Les États-Unis, le Canada et le Royaume-Uni connaissent depuis une dizaine d’années un grand réveil militant progressiste, souvent identifié sous les termes de woke ou de wokisme. Ce phénomène s’articule sur une utopie égalitariste, une version de la « justice sociale » recalibrée autour des groupes dits historiquement marginalisés en raison de leur ethnicité, orientation sexuelle, religion, handicap ou genre.
C’est dans ce contexte de grand réveil militant qui place les identités de « race » et de genre au centre des dynamiques sociales et politiques que se distingue l’irruption dans le champ du débat public des questions relatives aux transidentités. Auparavant confinées à certaines disciplines universitaires et aux cercles militants, les théories du genre se sont émancipées de leurs niches surtout à partir du début des années 2010 et le langage du transgenrisme s’est propagé dans les médias de prestige, les réseaux sociaux et un certain nombre d’institutions avec une rapidité stupéfiante.
Dans cet article, le terme transgenrisme fait référence à l’effort d’ingénierie conceptuelle qui propose une révision de l’ordre normatif sexuel non plus articulée sur les propriétés biologiques ou même autour du « rôle social » développé par les philosophes féministes, mais sur la seule expérience subjective. Ce courant propose en effet un développement conceptuel supplémentaire dépassant la distinction sexe/genre et stipulant que la seule condition nécessaire et suffisante pour être une femme/femelle (ou un homme/mâle) est de s’identifier comme telle.
Le critère d’identification d’une femme, d’un homme ou d’une identité alternative repose uniquement sur l’acte performatif de l’individu, c’est-à-dire l’« affirmation » de son identité de genre par l’intermédiaire de la répétition régulière d’actes verbaux et comportementaux (habillement, maniérisme, annonce de ses pronoms tels que iel, ul et ol, ael, im et em, etc.). Si redéfinir ce qu’est un homme ou une femme à partir de l’auto-identification semble introduire une circularité incompatible avec l’objectif d’une définition (« une femme est une personne qui s’identifie comme femme »), cette révision répond en revanche à l’impératif d’inclusivité de la « justice sociale » : englober dans une même définition toutes les variations de l’« être femme » (ou respectivement de l’« être homme »).
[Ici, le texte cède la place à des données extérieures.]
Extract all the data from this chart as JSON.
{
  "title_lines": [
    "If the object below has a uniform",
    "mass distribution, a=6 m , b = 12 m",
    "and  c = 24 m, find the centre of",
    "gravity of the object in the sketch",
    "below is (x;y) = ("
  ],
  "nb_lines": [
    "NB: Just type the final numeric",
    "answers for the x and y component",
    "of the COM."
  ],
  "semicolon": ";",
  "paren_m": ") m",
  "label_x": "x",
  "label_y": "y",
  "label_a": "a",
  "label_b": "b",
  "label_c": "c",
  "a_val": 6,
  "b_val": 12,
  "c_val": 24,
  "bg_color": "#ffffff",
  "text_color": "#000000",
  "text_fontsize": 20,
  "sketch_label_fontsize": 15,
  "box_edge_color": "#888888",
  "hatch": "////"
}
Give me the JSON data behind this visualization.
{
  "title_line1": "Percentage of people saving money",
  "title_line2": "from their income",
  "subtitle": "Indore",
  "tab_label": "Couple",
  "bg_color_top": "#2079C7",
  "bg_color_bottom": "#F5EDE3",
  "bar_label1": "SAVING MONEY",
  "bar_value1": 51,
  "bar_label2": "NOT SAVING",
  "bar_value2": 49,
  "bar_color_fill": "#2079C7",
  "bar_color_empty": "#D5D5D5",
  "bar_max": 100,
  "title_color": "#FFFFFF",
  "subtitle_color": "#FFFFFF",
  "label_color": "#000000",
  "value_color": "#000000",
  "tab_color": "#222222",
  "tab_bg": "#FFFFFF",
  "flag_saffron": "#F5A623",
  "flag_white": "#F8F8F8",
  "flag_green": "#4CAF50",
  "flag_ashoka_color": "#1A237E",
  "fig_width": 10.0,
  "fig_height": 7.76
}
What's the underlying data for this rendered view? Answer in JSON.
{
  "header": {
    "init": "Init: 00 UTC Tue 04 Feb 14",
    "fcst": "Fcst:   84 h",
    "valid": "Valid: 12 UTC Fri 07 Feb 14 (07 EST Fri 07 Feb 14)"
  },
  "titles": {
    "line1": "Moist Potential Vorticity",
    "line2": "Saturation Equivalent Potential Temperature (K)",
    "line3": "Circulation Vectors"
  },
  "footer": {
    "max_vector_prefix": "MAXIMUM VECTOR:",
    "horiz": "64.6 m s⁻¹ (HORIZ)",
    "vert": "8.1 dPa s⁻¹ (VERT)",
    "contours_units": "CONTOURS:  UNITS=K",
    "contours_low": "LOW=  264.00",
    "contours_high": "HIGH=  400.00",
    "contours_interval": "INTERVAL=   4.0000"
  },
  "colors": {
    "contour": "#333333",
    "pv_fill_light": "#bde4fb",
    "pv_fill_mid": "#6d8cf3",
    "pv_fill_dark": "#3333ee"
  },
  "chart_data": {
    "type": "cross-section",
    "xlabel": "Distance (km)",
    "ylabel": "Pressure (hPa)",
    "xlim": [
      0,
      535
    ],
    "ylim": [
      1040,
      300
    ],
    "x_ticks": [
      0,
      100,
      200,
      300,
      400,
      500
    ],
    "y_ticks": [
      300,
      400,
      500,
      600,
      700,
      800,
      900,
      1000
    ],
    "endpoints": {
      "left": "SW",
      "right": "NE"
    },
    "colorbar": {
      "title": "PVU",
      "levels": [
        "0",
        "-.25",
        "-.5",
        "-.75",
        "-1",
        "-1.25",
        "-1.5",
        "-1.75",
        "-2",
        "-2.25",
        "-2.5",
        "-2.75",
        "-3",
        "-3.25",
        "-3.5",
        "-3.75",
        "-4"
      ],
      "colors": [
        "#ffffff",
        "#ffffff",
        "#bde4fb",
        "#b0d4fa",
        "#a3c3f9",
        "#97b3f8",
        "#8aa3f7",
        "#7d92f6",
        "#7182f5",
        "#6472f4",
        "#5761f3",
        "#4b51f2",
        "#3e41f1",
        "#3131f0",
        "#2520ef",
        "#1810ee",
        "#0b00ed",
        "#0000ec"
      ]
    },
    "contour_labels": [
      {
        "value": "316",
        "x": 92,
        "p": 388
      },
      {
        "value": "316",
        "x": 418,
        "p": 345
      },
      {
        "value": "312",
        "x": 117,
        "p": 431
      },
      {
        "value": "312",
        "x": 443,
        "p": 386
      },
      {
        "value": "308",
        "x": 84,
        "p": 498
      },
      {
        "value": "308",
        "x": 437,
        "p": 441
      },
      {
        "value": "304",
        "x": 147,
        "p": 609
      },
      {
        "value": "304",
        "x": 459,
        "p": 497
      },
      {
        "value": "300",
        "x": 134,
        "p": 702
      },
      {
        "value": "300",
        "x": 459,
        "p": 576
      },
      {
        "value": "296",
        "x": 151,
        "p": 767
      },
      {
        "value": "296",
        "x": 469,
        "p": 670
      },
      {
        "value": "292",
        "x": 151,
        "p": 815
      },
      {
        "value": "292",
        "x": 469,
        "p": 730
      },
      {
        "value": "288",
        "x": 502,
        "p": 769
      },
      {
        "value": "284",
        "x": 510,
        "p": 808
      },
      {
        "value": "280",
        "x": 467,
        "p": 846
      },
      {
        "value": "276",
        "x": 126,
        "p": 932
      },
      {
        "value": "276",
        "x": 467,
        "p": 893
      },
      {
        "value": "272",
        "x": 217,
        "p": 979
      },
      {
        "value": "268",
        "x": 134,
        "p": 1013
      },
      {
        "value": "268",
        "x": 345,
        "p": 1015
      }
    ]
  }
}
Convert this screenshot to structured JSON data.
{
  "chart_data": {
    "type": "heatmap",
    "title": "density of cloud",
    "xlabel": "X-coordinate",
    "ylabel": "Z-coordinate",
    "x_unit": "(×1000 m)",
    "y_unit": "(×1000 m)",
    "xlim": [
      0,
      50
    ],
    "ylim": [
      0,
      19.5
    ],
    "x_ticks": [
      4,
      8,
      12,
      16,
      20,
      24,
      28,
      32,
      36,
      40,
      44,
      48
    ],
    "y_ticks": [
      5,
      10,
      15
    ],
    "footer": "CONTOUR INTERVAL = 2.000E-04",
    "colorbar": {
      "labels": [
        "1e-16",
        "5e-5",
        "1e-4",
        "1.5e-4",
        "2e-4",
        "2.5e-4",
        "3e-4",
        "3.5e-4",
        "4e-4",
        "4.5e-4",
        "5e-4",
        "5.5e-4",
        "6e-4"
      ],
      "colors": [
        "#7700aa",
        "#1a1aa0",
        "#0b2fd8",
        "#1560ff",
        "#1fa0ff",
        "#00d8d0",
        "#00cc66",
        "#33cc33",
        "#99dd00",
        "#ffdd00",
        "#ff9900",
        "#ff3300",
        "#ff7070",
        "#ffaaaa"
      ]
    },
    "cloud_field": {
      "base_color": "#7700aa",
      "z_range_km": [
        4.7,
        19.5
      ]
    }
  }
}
Le second chapitre se concentre sur la réception du transgenrisme dans le champ du christianisme contemporain. Il développe, d’un côté du spectre, la manière dont les milieux chrétiens progressistes s’enrichissent de la vigueur militante de la « justice sociale » et intègrent les ressources théoriques du féminisme trans-inclusif, et à l’autre extrémité, les formes de résistance intellectuelle contre ces deux influences adoptées par les intellectuels chrétiens de sensibilité conservatrice. Nous verrons que les franges les plus progressistes du protestantisme tendent à déclarer la compatibilité du transgenrisme avec le christianisme à partir de la réinterprétation du récit biblique, tandis que leurs coreligionnaires conservateurs développent un argumentaire philosophique visant à mettre en évidence que même les formes théoriques les plus élaborées du transgenrisme débouchent sur des conclusions qui sont au contraire incompatibles avec la tradition chrétienne.